Первое корабельное неудобство, которое оказалось нам не по душе, – парусиновые подвесные койки! Залезть на такую койку было очень трудно, а спать – боязно: так и кажется, что во время сна вот-вот свалишься… Поэтому многие ребята (в том числе и я) спали на верхней палубе, положив под себя бушлаты.

С корабельным распорядком мы быстро освоились – занятия на крейсере «Аврора» не прошли даром!

Находясь по вечерам (перед отбоем) на палубе линкора и вдыхая солёный запах моря, многие из нас мечтали о выходе в Финский залив на артиллерийские стрельбы. Интересно было увидеть и услышать залп башенных орудий главного калибра. С нетерпением ждали мы и начала шлюпочных учений, чтобы показать отцам-командирам, на что способны.

– Шлюпки на воду! – наконец однажды прозвучала команда боцмана.

Через несколько минут шлюпка с курсантами нашего класса благополучно отвалила от левого борта линкора. Это был первый наш самостоятельный выход в море, и мы радовались, словно малые дети.

С погодой нам повезло: был полный штиль, море дышало прохладой, над горизонтом неподвижно висел золотистый диск солнца…

Я как старшина класса по распоряжению командира роты занял место загребного. Сам он, как и положено командиру, сел на кормовую банку у руля шлюпки. По его команде «И…раз!» мы гребли вёслами довольно ритмично. Признаться, в скором времени руки и ноги задеревенели от сильной нагрузки, а на лицах появились капельки пота. Но все старались, не обращая внимания на усталость, и шлюпка, словно бригантина при попутном ветре, легко и быстро скользила по изумрудно-голубой глади воды.
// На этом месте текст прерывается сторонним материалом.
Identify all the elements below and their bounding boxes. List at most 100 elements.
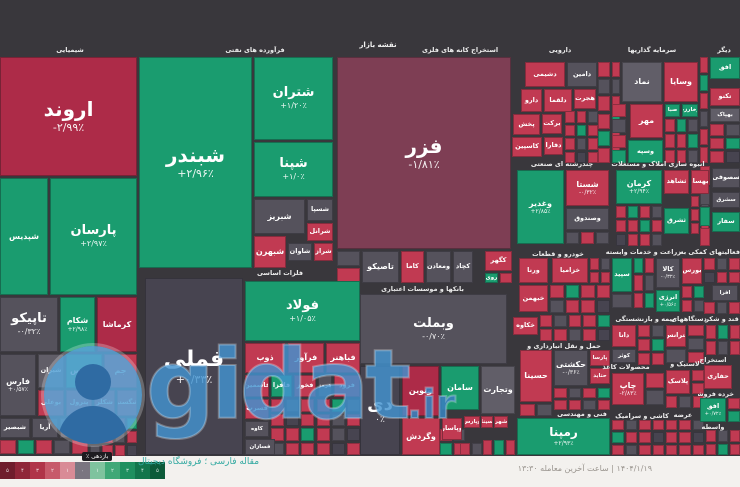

Морская прогулка, а точней тренировка, продолжалась около получаса. Возвращаясь к линкору, при подходе к его борту, командир роты скомандовал:

– Суши вёсла!

Мы, уставшие, но счастливые, поставили вёсла вертикально и с удовольствием разогнули спины. Шлюпка замедлила ход и остановилась прямо у штормтрапа, спущенного с борта корабля.

Тот, кто хоть раз поднимался по штормтрапу, знает его коварный нрав: надо обладать хорошей сноровкой, чтобы удержаться при подъёме по нему на борт корабля, особенно в штормовую погоду.
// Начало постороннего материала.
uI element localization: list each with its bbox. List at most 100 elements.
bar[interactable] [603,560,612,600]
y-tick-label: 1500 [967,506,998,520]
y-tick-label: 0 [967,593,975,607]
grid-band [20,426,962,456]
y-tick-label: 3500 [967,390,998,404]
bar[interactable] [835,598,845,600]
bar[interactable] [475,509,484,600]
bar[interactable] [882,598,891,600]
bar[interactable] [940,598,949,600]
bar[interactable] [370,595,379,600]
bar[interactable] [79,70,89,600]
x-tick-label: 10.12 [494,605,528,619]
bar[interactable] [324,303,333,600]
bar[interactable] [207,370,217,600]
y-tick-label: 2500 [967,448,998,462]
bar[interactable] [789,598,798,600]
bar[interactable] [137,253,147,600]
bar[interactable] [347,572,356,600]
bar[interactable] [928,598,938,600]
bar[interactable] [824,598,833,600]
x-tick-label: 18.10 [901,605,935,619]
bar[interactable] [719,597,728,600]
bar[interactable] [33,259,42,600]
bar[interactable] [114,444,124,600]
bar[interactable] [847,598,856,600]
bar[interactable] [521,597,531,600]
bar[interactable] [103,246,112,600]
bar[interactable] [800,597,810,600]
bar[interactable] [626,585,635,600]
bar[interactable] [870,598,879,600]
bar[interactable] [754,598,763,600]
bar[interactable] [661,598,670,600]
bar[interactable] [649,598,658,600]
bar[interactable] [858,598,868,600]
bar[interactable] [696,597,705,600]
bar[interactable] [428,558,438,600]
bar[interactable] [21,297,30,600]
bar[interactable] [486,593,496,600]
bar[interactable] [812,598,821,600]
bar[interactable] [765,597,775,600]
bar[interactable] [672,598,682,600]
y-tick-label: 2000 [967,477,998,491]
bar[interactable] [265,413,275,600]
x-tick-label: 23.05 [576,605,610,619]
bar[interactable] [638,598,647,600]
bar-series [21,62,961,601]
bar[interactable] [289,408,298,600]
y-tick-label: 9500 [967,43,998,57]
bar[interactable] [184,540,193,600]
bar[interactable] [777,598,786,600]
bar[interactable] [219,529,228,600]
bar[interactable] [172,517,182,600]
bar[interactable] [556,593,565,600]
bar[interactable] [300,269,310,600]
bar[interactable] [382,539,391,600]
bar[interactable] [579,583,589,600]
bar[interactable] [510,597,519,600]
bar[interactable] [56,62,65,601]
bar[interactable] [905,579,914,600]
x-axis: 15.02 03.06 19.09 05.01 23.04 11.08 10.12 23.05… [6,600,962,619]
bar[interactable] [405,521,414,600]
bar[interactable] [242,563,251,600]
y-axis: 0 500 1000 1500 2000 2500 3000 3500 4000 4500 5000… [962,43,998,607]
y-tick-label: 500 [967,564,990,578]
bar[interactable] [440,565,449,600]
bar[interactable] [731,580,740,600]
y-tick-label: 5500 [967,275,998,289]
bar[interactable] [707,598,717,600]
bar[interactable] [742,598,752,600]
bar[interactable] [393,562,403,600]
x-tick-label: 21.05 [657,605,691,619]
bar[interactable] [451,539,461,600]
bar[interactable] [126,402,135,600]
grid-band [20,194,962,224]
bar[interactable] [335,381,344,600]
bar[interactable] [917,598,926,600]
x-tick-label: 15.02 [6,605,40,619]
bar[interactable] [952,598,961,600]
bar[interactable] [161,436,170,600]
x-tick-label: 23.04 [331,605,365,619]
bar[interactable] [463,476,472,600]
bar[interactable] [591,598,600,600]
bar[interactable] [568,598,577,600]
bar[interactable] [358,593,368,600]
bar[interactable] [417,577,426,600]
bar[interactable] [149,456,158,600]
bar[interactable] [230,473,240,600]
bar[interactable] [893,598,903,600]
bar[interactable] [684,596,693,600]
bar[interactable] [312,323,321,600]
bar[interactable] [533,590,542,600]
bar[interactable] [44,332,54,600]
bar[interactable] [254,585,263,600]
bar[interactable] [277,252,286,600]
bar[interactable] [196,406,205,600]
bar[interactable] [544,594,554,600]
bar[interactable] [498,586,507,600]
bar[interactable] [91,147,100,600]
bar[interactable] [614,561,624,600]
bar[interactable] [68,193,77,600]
Наш новый командир роты техник-лейтенант Аркадий Кайнов (он сменил на этой должности Ю. М. Королёва) лихо шагнул на штормтрап, держась за него правой рукой (в левой у него была папка с документами). Как и положено по Корабельному уставу ВМФ, я подал команду «Смирно». В ответ командир роты крикнул «Вольно» и машинально приложил правую руку к козырьку фуражки. И тут произошло невероятное: на глазах своих подчинённых, не удержавшись на штормтрапе, он рухнул вниз. В наступившем гробовом молчании кто-то из курсантов не выдержал и предательски хихикнул…
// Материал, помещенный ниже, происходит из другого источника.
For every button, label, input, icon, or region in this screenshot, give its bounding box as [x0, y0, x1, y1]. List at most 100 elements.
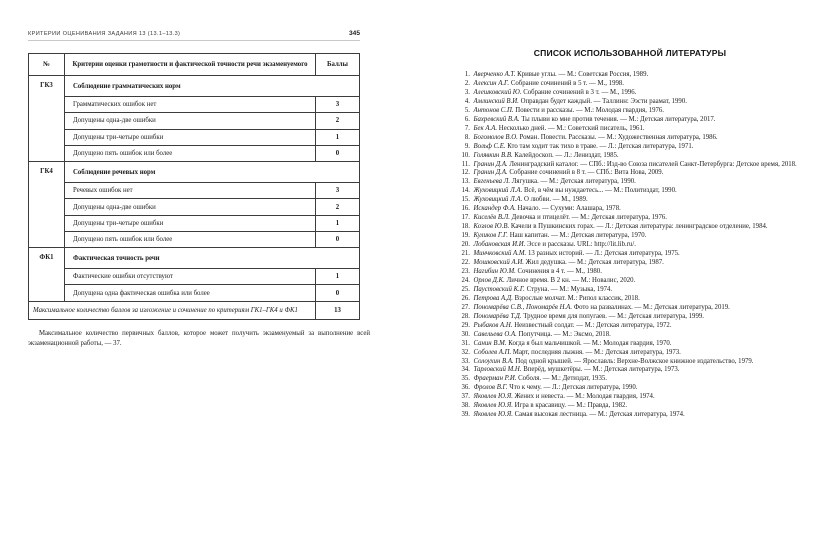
criterion-row: Речевых ошибок нет 3 — [29, 181, 360, 200]
bibliography-item: 23. Нагибин Ю.М. Сочинения в 4 т. — М., 1… — [457, 268, 803, 277]
bibliography-item: 11. Гранин Д.А. Ленинградский каталог. — … — [457, 161, 803, 170]
score-value: 3 — [315, 181, 360, 200]
item-author: Пономарёва С.В., Пономарёв Н.А. — [473, 303, 573, 311]
item-text: Нагибин Ю.М. Сочинения в 4 т. — М., 1980… — [473, 267, 602, 275]
bibliography-title: СПИСОК ИСПОЛЬЗОВАННОЙ ЛИТЕРАТУРЫ — [533, 48, 727, 58]
group-title-row: ГК3 Соблюдение грамматических норм — [28, 75, 360, 163]
item-author: Бахревский В.А. — [473, 115, 520, 123]
score-value: 0 — [315, 231, 360, 249]
item-author: Нагибин Ю.М. — [473, 267, 516, 275]
right-page: СПИСОК ИСПОЛЬЗОВАННОЙ ЛИТЕРАТУРЫ 1. Аверч… — [457, 48, 803, 420]
item-text: Савельева О.А. Попутчица. — М.: Эксмо, 2… — [473, 330, 611, 338]
item-text: Минчковский А.М. 13 разных историй. — Л.… — [473, 250, 680, 258]
item-number: 27. — [461, 303, 471, 311]
group-title: Соблюдение речевых норм — [64, 161, 360, 183]
item-number: 15. — [461, 196, 471, 204]
bibliography-item: 5. Антонов С.П. Повести и рассказы. — М.:… — [457, 107, 803, 116]
score-value: 0 — [315, 284, 360, 302]
item-text: Санин В.М. Когда я был мальчишкой. — М.:… — [473, 339, 672, 347]
item-number: 38. — [461, 402, 471, 410]
item-number: 32. — [461, 348, 471, 356]
criterion-row: Грамматических ошибок нет 3 — [29, 95, 360, 114]
bibliography-item: 22. Мошковский А.И. Жил дедушка. — М.: Де… — [457, 259, 803, 268]
item-number: 9. — [464, 142, 470, 150]
group-title-row: ГК4 Соблюдение речевых норм — [28, 161, 360, 249]
bibliography-item: 32. Соболев А.П. Март, последняя лыжня. —… — [457, 349, 803, 358]
item-number: 37. — [461, 393, 471, 401]
max-score-footnote: Максимальное количество первичных баллов… — [28, 330, 370, 347]
item-text: Антонов С.П. Повести и рассказы. — М.: М… — [473, 106, 664, 114]
item-author: Минчковский А.М. — [473, 250, 527, 258]
item-author: Санин В.М. — [473, 339, 507, 347]
item-author: Тарловский М.Н. — [473, 366, 522, 374]
item-text: Яковлев Ю.Я. Жених и невеста. — М.: Моло… — [473, 393, 655, 401]
item-number: 3. — [464, 88, 470, 96]
item-text: Орлов Д.К. Личное время. В 2 кн. — М.: Н… — [473, 276, 636, 284]
item-number: 26. — [461, 294, 471, 302]
item-author: Орлов Д.К. — [473, 276, 505, 284]
item-author: Голявкин В.В. — [473, 151, 513, 159]
left-page: КРИТЕРИИ ОЦЕНИВАНИЯ ЗАДАНИЯ 13 (13.1–13.… — [28, 30, 370, 355]
item-author: Амлинский В.И. — [473, 97, 519, 105]
item-number: 6. — [464, 115, 470, 123]
item-number: 8. — [464, 133, 470, 141]
item-text: Яковлев Ю.Я. Игра в красавицу. — М.: Пра… — [473, 402, 628, 410]
criteria-table-body: ГК3 Соблюдение грамматических норм Граммат… — [28, 75, 360, 321]
item-author: Алексин А.Г. — [473, 79, 510, 87]
item-author: Солоухин В.А. — [473, 357, 514, 365]
item-author: Гранин Д.А. — [473, 160, 508, 168]
item-text: Пономарёва С.В., Пономарёв Н.А. Фото на … — [473, 303, 730, 311]
item-number: 12. — [461, 169, 471, 177]
bibliography-item: 17. Киселёв В.Л. Девочка и птицелёт. — М.… — [457, 214, 803, 223]
item-number: 2. — [464, 79, 470, 87]
item-number: 24. — [461, 276, 471, 284]
bibliography-item: 36. Фролов В.Г. Что к чему. — Л.: Детская… — [457, 384, 803, 393]
bibliography-item: 2. Алексин А.Г. Собрание сочинений в 5 т.… — [457, 80, 803, 89]
item-author: Соболев А.П. — [473, 348, 512, 356]
bibliography-item: 14. Жуховицкий Л.А. Всё, в чём вы нуждает… — [457, 187, 803, 196]
item-text: Киселёв В.Л. Девочка и птицелёт. — М.: Д… — [473, 214, 667, 222]
criterion-row: Допущена одна фактическая ошибка или бол… — [29, 284, 360, 302]
criterion-text: Допущены одна-две ошибки — [64, 198, 316, 216]
score-value: 1 — [315, 128, 360, 146]
item-number: 19. — [461, 232, 471, 240]
item-author: Вольф С.Е. — [473, 142, 506, 150]
bibliography-item: 16. Искандер Ф.А. Начало. — Сухуми: Алаша… — [457, 205, 803, 214]
item-number: 22. — [461, 259, 471, 267]
item-author: Гранин Д.А. — [473, 169, 508, 177]
item-number: 31. — [461, 339, 471, 347]
item-author: Куликов Г.Г. — [473, 232, 509, 240]
item-number: 28. — [461, 312, 471, 320]
criterion-row: Допущены три-четыре ошибки 1 — [29, 128, 360, 146]
item-text: Бахревский В.А. Ты плыви ко мне против т… — [473, 115, 716, 123]
item-text: Лобановская И.И. Эссе и рассказы. URL: h… — [473, 241, 636, 249]
bibliography-item: 15. Жуховицкий Л.А. О любви. — М., 1989. — [457, 196, 803, 205]
criterion-text: Допущены три-четыре ошибки — [64, 214, 316, 233]
bibliography-item: 24. Орлов Д.К. Личное время. В 2 кн. — М.… — [457, 277, 803, 286]
item-author: Савельева О.А. — [473, 330, 517, 338]
bibliography-item: 9. Вольф С.Е. Кто там ходит так тихо в тр… — [457, 143, 803, 152]
item-text: Соболев А.П. Март, последняя лыжня. — М.… — [473, 348, 681, 356]
group-title: Фактическая точность речи — [64, 247, 360, 270]
item-text: Богомолов В.О. Роман. Повести. Рассказы.… — [473, 133, 718, 141]
bibliography-item: 4. Амлинский В.И. Оправдан будет каждый. … — [457, 98, 803, 107]
criterion-text: Речевых ошибок нет — [64, 181, 316, 200]
item-text: Бек А.А. Несколько дней. — М.: Советский… — [473, 124, 645, 132]
bibliography-item: 37. Яковлев Ю.Я. Жених и невеста. — М.: М… — [457, 393, 803, 402]
item-author: Яковлев Ю.Я. — [473, 393, 513, 401]
item-author: Пономарёва Т.Д. — [473, 312, 522, 320]
item-author: Искандер Ф.А. — [473, 205, 516, 213]
item-text: Мошковский А.И. Жил дедушка. — М.: Детск… — [473, 259, 664, 267]
group-title: Соблюдение грамматических норм — [64, 75, 360, 97]
bibliography-item: 25. Паустовский К.Г. Струна. — М.: Музыка… — [457, 286, 803, 295]
item-author: Фраерман Р.И. — [473, 375, 517, 383]
score-value: 2 — [315, 198, 360, 216]
criterion-text: Допущено пять ошибок или более — [64, 144, 316, 163]
item-author: Аверченко А.Т. — [473, 71, 516, 78]
bibliography-item: 35. Фраерман Р.И. Соболя. — М.: Детиздат,… — [457, 375, 803, 384]
running-head-title: КРИТЕРИИ ОЦЕНИВАНИЯ ЗАДАНИЯ 13 (13.1–13.… — [28, 31, 181, 37]
bibliography-item: 13. Евгеньева Л. Лягушка. — М.: Детская л… — [457, 178, 803, 187]
bibliography-item: 7. Бек А.А. Несколько дней. — М.: Советск… — [457, 125, 803, 134]
criterion-text: Грамматических ошибок нет — [64, 95, 316, 114]
bibliography-item: 18. Козлов Ю.В. Качели в Пушкинских горах… — [457, 223, 803, 232]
Надо отдать должное нашему молодому ротному – он как ни в чём не бывало поправил фуражку и с улыбкой произнёс:

– Учитесь, как не надо делать. На ошибках тоже учатся!

Что было, то было…

2

Артиллерийские стрельбы, к которым мы особенно усердно готовились, были заключительным этапом нашей первой боевой корабельной практики. Конечно, курсанты-дублёры хоть и тренировались на боевых постах, но непосредственные стрельбы проводил экипаж корабля. Задача офицеров, старшин и матросов линкора заключалась в том, чтобы мы смогли познать все процессы, связанные с определением целеуказания, наведения орудия на цель, подготовкой и производством выстрела (как при одиночном, так и при залповом огне).

 

К концу третьей недели пребывания на корабле пришла пора зачётных стрельб. На линкоре всё было готово к выходу на полигон. Наконец прозвучала команда вахтенного офицера:

– По местам стоять, с бочек сниматься!

Мы разбежались по своим боевым постам. Линкор, вздрогнув от резких ударов винтов о воду, легко и плавно устремился вперёд, развивая волну и оставляя за кормой красивый бурун.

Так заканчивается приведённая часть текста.